Docs / Get Started / Concepts

Concepts

AgentLens is a streaming pipeline debugger for multi-agent RAG systems. It streams every stage of a query – retrieval, grading, judging, and fallback – so you can see exactly how an answer is assembled. Built from scratch with no LangGraph, LlamaIndex, or other agent frameworks.

RAG

Retrieval-Augmented Generation grounds LLM responses in your own documents. Instead of relying on the model's training data alone, the system retrieves relevant chunks from a document corpus and includes them in the prompt. This reduces hallucination and keeps answers traceable to source material.

Multi-Agent Architecture

AgentLens uses two cooperating agents.

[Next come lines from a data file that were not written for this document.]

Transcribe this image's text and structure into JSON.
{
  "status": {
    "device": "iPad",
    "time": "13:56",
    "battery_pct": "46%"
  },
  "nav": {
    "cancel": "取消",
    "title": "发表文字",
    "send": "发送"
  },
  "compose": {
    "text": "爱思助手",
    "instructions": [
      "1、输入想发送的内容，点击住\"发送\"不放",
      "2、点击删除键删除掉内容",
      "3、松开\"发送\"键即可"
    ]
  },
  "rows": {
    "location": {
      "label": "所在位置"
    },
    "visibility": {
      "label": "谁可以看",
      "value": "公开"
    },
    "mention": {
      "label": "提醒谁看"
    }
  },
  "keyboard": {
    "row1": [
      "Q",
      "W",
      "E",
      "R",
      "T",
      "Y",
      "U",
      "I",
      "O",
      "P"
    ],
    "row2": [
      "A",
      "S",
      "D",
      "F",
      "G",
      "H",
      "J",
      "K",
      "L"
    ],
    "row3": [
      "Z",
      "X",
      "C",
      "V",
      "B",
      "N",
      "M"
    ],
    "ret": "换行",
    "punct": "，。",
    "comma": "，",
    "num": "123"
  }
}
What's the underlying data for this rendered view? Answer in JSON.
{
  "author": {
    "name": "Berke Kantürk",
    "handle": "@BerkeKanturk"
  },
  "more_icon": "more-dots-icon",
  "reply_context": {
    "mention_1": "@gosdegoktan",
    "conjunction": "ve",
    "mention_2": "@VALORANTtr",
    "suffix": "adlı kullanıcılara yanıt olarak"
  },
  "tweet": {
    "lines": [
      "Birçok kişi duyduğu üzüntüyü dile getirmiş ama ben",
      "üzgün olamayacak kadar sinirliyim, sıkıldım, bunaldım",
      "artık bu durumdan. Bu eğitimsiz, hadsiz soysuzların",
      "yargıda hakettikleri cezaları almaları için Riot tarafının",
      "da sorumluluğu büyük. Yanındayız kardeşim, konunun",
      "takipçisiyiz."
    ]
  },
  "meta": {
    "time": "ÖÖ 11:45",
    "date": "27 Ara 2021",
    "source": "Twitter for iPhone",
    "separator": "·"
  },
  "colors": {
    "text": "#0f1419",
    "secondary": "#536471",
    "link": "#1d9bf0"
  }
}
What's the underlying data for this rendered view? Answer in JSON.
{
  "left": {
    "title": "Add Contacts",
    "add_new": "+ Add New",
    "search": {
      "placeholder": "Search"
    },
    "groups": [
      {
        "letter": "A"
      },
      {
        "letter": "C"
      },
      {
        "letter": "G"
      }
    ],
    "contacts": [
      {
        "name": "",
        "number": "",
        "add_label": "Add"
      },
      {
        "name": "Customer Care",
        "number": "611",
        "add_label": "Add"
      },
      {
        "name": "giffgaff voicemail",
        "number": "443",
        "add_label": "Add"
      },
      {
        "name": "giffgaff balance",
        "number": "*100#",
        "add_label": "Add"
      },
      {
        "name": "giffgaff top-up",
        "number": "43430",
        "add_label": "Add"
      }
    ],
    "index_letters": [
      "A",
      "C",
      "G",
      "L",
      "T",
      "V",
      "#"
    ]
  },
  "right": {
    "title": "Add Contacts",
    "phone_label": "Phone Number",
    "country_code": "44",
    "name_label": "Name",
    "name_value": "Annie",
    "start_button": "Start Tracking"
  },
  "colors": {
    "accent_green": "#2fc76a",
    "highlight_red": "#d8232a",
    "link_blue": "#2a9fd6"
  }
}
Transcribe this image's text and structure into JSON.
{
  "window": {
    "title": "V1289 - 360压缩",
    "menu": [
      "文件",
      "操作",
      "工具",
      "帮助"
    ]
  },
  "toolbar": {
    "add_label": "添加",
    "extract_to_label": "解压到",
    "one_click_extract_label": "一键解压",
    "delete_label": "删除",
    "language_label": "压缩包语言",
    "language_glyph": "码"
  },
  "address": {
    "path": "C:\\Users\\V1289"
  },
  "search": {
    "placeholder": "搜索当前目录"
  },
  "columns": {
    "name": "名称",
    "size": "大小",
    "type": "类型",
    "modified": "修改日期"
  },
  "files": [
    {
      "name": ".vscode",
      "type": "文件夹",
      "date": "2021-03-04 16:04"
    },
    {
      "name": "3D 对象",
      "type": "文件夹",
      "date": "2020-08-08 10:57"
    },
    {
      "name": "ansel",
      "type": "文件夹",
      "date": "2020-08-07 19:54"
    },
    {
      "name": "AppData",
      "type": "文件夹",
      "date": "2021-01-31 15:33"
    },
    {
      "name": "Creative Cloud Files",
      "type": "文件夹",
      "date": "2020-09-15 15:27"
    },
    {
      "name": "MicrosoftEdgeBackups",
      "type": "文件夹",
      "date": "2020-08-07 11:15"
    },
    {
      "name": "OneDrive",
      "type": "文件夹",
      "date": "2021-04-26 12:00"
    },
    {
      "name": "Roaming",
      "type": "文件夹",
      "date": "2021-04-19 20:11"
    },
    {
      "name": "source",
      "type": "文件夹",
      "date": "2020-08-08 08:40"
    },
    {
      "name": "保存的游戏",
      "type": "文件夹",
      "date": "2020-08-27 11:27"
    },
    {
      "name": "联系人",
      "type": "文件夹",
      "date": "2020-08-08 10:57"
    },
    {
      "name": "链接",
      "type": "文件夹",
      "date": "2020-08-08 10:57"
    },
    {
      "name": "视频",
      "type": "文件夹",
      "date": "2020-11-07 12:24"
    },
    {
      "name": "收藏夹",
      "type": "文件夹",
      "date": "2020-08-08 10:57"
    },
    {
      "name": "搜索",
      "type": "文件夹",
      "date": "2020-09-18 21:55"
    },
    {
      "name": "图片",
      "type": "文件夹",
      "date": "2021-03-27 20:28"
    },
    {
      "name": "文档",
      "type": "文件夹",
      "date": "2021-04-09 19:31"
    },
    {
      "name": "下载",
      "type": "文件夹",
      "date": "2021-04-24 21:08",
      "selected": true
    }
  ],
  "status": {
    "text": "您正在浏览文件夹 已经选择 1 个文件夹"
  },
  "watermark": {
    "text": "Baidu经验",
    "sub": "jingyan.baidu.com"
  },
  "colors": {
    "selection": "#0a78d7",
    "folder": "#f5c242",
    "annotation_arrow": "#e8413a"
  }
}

The Retrieval Agent runs a ReAct reasoning loop to find documents using vector search and keyword search tools. The Quality Judge evaluates the retrieved chunks, generates an answer, and can send the Retrieval Agent back for another round with targeted feedback. A separate Grader scores each chunk for relevance between the two agents. This feedback loop produces higher-quality answers with fewer hallucinations.

Microservice Architecture

AgentLens runs as 4 FastAPI microservices plus a vector database:

  • Ingestion (port 8001) – document parsing, chunking, and embedding
  • Retrieval (port 8002) – vector search (ChromaDB) and keyword search (BM25)
  • Query (port 8003) – multi-agent orchestrator, ReAct agent, Quality Judge
  • API Gateway (port 8080) – request routing, model listing, config
  • ChromaDB (port 8000) – vector database for document embeddings

Query Classification

Before entering the multi-agent pipeline, every query passes through a heuristic classifier. Greetings and short non-questions skip retrieval entirely and go straight to a direct LLM call. This avoids unnecessary search overhead for conversational messages.

Pipeline Observability

Every LLM call in the pipeline is captured across six observation layers: Prompt, Thinking, Raw Response, Parsed Output, Execution, and Observation. The Live tab streams the outer three in real time as the pipeline runs. The Trace tab adds the inner three so you can inspect every detail after the query completes.